Nostalgia is inversely linked with memory
We feel the pangs of nostalgia frequently—with the past, with childhood, with simpler times—but more acutely with loss and heartbreak, when we long for a person who can never come back.
Kundera describes one of his characters experiencing heartbreak for the first time:
“She sees a young man disconnecting himself from her life and going away, forevermore out of her reach. Mesmerized, all she can do is watch this piece of her life move off; all she can do is watch it and suffer. She is experiencing a brand-new feeling called nostalgia.”
Nostalgia works strangely because of its relationship with time; it places us in the past, as we desperately try to grab hold of an earlier time and force it into the present. But it will always stay in the past. So why do we feel nostalgia so acutely, and how can we lessen it? The key, according to Kundera, lies in our memory.
“The stronger their nostalgia, the emptier of recollections it becomes. The more Odysseus languished, the more he forgot.”

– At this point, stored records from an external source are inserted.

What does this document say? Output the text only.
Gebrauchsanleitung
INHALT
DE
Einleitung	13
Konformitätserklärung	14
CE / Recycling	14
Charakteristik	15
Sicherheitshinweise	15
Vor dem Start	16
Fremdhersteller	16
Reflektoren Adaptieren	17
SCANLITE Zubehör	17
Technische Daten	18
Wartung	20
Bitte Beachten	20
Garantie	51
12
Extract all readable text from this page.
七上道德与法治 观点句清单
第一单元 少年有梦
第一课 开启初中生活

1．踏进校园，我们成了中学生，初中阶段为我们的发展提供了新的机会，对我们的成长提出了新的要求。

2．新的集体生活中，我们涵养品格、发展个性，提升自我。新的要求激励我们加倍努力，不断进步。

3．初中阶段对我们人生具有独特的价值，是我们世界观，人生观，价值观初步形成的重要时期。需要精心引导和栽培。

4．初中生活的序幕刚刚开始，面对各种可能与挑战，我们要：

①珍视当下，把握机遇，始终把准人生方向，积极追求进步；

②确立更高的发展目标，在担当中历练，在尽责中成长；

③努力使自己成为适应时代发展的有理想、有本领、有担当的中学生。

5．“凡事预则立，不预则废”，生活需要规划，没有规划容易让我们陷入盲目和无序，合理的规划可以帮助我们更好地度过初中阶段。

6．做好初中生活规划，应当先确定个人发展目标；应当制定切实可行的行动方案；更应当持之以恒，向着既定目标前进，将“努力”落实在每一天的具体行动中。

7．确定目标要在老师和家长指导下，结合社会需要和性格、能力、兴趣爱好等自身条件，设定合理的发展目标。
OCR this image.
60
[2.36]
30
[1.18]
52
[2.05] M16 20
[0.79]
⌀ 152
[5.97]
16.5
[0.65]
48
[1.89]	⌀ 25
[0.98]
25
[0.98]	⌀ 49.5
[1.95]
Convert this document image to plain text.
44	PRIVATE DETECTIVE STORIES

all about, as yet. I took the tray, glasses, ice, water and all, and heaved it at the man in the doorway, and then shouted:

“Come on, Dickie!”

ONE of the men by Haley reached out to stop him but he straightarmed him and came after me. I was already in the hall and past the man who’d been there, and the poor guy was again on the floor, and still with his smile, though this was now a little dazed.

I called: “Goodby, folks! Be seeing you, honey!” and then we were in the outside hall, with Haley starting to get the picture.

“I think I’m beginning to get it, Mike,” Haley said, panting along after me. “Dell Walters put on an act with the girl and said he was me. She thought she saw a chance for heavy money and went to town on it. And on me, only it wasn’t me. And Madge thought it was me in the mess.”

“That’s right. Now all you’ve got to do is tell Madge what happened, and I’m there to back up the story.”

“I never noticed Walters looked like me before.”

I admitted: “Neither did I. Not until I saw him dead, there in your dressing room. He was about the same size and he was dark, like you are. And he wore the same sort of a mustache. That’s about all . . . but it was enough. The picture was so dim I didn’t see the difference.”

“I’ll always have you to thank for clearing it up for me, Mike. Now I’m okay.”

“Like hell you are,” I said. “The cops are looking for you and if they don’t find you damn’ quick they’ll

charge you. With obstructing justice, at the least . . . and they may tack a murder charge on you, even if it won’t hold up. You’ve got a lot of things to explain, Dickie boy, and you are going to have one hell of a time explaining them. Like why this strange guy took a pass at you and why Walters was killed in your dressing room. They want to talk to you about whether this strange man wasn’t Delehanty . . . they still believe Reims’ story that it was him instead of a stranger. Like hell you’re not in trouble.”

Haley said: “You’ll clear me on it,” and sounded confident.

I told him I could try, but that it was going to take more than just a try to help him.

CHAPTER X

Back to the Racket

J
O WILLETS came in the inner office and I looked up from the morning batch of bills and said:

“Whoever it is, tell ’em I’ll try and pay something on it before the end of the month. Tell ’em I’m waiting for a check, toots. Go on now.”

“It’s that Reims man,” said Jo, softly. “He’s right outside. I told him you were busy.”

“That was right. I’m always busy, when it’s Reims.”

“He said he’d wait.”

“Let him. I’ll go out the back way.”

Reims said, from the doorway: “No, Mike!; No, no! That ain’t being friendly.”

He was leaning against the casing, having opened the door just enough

The more we remember a person or place, the more familiar we are with them and the more we take them for granted—because there’s less risk of losing them. Kundera describes this inverse relationship in the Odyssey:
“During the twenty years of Odysseus’ absence, the people of Ithaca retained many recollections of him but never felt nostalgia for him. Whereas Odysseus did suffer nostalgia, and remembered almost nothing.”
***
For a brief interlude…check out these articles for more insights + subscribe to my newsletter:
Is the great return truly possible?
So what happens when, like Odysseus, Irena, and Josef, you finally make it home? Kundera seems to set out three possible scenarios in his novel:
1: Everyone and everything around you is unrecognizable and you struggle to relate to those once closest to you.
“He had the sense he was coming back into the world as might a dead man emerging from his tomb after twenty years: touching the ground with a timid foot that’s lost the habit of walking; barely recognizing the world he had lived in but continually stumbling over the leavings from his life”
2: You’ve changed to such an extent that you aren’t satisfied with your home any longer and you can’t relate to the people who stayed behind. The feeling of greener pastures being elsewhere pervades; fulfillment is elusive.
“For twenty years he had thought about nothing but his return. But once he was back, he was amazed to realize that his life, the very essence of his life, its center; its treasure, lay outside Ithaca, in the twenty years of his wanderings. And this treasure he had lost, and could retrieve only by telling about it.”
3: While you’ve changed substantially, the people and places around you haven’t. But, to go back to your old life you must relinquish part of your identity.
“I could go back and live with them, but there’d be a condition: I’d have to lay my whole life with you, with all of you, with the French, solemnly on the altar of the homeland and set fire to it. Twenty years of my life spent abroad would go up in smoke, in a sacrificial ceremony.”
By Kundera’s standards, a true return in the mental, physical, and metaphysical sense seems possible if you relinquish the part of your life you spent so long developing. That’s not an easy feat. When you spend time away, living on your own in a foreign place, creating a new life for many years, you carve out the person you want to be and the life you want to lead by your own standards and values.
Relinquishing that would feel like a reversion—I don’t know if that’s possible or sustainable. Maybe nostalgia isn’t about missing a person or place, but who you were then.